= Project Bergamot =

Machine translation software development project

Project Bergamot is a joint project between several European universities and Mozilla for the development of machine translation software based on artificial neural networks, which is intended for local execution on end-user devices.

The software library that was created and the associated language models were made available to the general public as Free Software. Execution requires a x86 CPU with SSE4.1 instruction set extensions. In 2022, Devin Coldewey of TechCrunch judged the translation quality to be "more than adequate", but considered Firefox Translations to be not yet fully mature.

== Usage ==
Mozilla used the Bergamot Translator to expand its web browser Firefox with a feature for translating web pages, which was previously considered an important gap in Firefox' feature set. It is often compared to the much older corresponding feature in Google Chrome, which utilizes a cloud-based background service. In contrast, Firefox Translations does not require any data to leave the user's computer, resulting in advantages in terms of data protection, availability and possibly response times. There is just the installation of a new language model that needs to take place the first time a new language is encountered. Greater independence from large technology companies and their interests is also mentioned as an important advantage. Mozilla thus strengthened its position as an alternative software vendor with a particular focus on data protection and security. Mozilla followed up with the similar feature of speech recognition for spoken user input, based on whisperfile.
On the other hand, slow translation times have been observed, especially on older devices. Also, Firefox Translations initially supported far fewer language pairs than other major translation services and is only gradually adding new models. On that matter, the training pipeline is also made available to interested parties to enable the creation of missing language models.
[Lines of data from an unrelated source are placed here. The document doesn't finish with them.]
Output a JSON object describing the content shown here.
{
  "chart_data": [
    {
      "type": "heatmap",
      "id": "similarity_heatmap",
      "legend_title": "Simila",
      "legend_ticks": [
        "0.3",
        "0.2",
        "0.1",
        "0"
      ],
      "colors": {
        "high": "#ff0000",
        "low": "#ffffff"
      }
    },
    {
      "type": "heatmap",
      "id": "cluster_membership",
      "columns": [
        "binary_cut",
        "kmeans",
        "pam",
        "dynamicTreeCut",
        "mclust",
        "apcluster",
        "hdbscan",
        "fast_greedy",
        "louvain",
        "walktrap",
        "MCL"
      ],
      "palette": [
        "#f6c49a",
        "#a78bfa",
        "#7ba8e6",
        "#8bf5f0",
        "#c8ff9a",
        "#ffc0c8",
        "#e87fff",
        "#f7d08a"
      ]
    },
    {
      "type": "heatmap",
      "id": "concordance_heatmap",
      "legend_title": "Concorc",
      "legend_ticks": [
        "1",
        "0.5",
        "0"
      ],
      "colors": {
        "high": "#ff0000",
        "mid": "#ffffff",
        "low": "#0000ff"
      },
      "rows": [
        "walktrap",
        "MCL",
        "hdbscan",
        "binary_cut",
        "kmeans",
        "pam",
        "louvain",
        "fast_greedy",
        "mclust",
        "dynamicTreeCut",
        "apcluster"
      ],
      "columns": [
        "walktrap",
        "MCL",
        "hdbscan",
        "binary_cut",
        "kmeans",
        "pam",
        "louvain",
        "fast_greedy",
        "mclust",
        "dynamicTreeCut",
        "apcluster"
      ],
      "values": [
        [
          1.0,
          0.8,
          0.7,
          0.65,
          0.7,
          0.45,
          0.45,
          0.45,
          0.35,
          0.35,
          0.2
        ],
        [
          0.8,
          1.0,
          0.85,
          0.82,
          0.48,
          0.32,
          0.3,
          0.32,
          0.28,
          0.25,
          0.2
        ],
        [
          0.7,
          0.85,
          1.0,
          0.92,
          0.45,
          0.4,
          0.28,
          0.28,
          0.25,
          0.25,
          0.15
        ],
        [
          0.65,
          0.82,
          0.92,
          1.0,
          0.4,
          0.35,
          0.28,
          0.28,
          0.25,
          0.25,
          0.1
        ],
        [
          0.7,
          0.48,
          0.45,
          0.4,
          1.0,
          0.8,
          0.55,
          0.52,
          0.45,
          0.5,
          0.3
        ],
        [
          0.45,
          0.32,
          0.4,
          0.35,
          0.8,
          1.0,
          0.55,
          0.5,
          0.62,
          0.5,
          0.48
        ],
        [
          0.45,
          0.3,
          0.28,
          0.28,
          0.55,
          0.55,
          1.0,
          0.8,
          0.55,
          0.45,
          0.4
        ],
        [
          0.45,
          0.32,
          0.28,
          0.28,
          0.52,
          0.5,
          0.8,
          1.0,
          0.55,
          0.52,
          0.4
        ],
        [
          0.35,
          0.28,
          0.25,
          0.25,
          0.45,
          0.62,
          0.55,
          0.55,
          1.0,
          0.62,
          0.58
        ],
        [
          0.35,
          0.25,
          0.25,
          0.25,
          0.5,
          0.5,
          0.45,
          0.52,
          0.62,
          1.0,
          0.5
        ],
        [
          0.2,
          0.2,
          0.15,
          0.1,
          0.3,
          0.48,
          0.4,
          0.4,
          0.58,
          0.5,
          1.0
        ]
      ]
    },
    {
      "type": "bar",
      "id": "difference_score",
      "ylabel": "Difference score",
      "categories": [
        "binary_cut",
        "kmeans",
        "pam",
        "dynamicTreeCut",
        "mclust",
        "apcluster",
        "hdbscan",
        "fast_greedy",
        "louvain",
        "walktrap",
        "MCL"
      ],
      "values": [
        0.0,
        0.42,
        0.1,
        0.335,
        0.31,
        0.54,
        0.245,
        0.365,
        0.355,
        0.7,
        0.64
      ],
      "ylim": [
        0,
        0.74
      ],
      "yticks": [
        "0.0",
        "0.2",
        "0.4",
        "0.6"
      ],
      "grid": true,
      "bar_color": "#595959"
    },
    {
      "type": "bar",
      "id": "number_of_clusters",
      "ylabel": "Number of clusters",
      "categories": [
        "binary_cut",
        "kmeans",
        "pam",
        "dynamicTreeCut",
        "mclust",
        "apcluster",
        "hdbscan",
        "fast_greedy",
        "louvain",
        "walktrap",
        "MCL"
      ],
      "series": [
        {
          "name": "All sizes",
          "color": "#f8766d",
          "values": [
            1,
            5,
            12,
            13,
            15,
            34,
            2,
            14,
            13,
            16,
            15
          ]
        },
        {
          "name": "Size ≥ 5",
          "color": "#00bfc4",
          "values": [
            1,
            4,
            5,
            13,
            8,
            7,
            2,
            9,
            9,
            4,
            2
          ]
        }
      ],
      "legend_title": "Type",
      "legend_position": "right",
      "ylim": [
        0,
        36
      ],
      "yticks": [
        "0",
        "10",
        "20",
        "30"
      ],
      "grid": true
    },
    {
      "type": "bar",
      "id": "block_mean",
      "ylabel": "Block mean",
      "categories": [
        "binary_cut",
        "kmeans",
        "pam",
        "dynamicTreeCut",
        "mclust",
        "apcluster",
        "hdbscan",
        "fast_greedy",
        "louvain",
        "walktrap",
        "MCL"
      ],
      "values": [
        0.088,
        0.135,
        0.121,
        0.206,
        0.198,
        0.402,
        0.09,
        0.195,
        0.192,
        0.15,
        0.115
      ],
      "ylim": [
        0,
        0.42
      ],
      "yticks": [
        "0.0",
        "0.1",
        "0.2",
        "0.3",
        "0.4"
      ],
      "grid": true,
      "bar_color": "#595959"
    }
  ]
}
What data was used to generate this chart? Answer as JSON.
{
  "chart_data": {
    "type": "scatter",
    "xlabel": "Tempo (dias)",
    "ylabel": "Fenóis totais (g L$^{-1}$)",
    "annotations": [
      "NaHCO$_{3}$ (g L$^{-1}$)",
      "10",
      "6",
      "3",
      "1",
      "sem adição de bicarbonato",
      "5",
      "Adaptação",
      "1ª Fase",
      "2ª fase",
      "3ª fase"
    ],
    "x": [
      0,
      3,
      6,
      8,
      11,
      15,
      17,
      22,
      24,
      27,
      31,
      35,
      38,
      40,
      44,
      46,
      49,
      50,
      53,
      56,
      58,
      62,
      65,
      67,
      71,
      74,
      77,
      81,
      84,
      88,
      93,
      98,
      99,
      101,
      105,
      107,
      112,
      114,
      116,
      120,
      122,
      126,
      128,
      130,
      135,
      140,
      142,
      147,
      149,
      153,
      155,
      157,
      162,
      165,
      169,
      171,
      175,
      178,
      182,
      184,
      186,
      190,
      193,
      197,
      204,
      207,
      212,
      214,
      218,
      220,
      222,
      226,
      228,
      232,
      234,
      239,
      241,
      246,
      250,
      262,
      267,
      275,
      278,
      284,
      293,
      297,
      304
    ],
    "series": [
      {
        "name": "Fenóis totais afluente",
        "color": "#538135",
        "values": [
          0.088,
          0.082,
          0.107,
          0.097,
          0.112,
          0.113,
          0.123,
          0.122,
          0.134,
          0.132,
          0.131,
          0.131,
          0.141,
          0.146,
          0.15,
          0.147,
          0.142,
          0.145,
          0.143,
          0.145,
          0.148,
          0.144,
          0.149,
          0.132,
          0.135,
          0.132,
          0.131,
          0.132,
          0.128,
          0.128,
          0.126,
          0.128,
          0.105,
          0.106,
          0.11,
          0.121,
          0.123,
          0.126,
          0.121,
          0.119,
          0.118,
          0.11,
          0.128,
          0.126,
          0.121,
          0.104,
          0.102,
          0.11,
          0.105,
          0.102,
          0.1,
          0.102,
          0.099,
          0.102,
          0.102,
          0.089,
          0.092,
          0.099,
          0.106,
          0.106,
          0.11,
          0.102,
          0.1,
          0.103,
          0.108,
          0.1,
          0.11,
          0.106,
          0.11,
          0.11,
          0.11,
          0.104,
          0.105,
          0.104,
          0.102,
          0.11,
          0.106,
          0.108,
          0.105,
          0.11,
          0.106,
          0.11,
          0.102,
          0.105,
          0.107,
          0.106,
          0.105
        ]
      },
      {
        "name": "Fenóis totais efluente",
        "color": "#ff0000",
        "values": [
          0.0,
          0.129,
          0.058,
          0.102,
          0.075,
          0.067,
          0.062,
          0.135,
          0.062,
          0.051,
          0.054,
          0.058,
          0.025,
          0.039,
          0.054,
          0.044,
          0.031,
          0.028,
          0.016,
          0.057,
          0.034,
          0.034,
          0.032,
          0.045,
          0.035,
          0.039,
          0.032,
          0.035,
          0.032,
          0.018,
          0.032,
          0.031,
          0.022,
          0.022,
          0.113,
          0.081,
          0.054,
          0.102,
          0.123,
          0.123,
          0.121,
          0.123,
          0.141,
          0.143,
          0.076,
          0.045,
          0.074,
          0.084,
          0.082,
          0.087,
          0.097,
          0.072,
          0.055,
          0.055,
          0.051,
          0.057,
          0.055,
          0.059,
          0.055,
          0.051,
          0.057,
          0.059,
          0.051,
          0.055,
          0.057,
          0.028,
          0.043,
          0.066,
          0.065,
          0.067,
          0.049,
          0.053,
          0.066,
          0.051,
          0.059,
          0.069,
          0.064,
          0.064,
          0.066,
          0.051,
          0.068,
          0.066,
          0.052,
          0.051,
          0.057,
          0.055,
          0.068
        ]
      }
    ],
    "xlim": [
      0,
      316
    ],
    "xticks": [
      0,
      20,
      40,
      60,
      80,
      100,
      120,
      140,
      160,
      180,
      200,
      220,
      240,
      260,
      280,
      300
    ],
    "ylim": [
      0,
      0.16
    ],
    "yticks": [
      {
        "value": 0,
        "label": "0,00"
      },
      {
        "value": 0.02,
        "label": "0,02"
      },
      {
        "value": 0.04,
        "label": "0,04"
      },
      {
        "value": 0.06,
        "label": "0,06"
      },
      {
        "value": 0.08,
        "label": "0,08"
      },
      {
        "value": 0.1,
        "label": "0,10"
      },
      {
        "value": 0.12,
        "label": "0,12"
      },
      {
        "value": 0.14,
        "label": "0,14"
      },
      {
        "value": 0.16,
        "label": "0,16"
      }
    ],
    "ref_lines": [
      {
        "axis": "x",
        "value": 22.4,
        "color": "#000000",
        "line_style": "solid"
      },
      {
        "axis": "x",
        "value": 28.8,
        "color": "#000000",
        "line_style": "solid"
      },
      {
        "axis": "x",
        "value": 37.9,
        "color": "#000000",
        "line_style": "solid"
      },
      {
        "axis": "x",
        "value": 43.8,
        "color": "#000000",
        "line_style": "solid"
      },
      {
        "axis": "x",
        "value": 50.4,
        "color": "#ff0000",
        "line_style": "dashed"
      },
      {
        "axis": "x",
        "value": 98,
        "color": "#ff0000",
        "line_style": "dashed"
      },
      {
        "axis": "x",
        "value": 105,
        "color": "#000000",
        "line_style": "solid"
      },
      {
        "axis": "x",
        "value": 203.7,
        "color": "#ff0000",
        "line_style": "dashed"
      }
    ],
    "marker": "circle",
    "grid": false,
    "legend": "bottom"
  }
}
TranslateLocally is a Firefox-independent translation software based on the Bergamot Translator. It is also available as an (Electron-based) standalone application or as an extension for Chromium-based web browsers.

==History==
Mozilla had already tried to get a (cloud-based) web content translation feature into Firefox a few years before Project Bergamot, but had failed because of the financial challenge. Microsoft had already delivered offline capabilities for its translation software in 2018. Google soon followed suit, Apple two years later. The software is based on the free translation framework Marian, which the University of Edinburgh had previously developed in cooperation with Microsoft, and is itself based on the Nematus toolkit that was presented in 2017. Under the leadership of the University of Edinburgh, a development consortium was formed with the Mozilla Corporation and the additional European universities of Prague, Sheffield and Tartu. In 2018, it was able to get 3 million euros of funding from the EU's Horizon 2020 programme. Firefox Translations was initially provided as an add-on. A first functional demonstration prototype was presented in October 2019. Beta version 117 had the feature integrated directly into the browser, the official release was in version 118 from September 2023. Both the add-on module and as part of Firefox, the code and the models are subject to the version 2 of the Mozilla Public License. Since 2022, the EU-funded HPLT project creates new language models. It involves additional partners, including the universities of Helsinki, Turku, Oslo and other partners from Spain, Norway and the Czech Republic.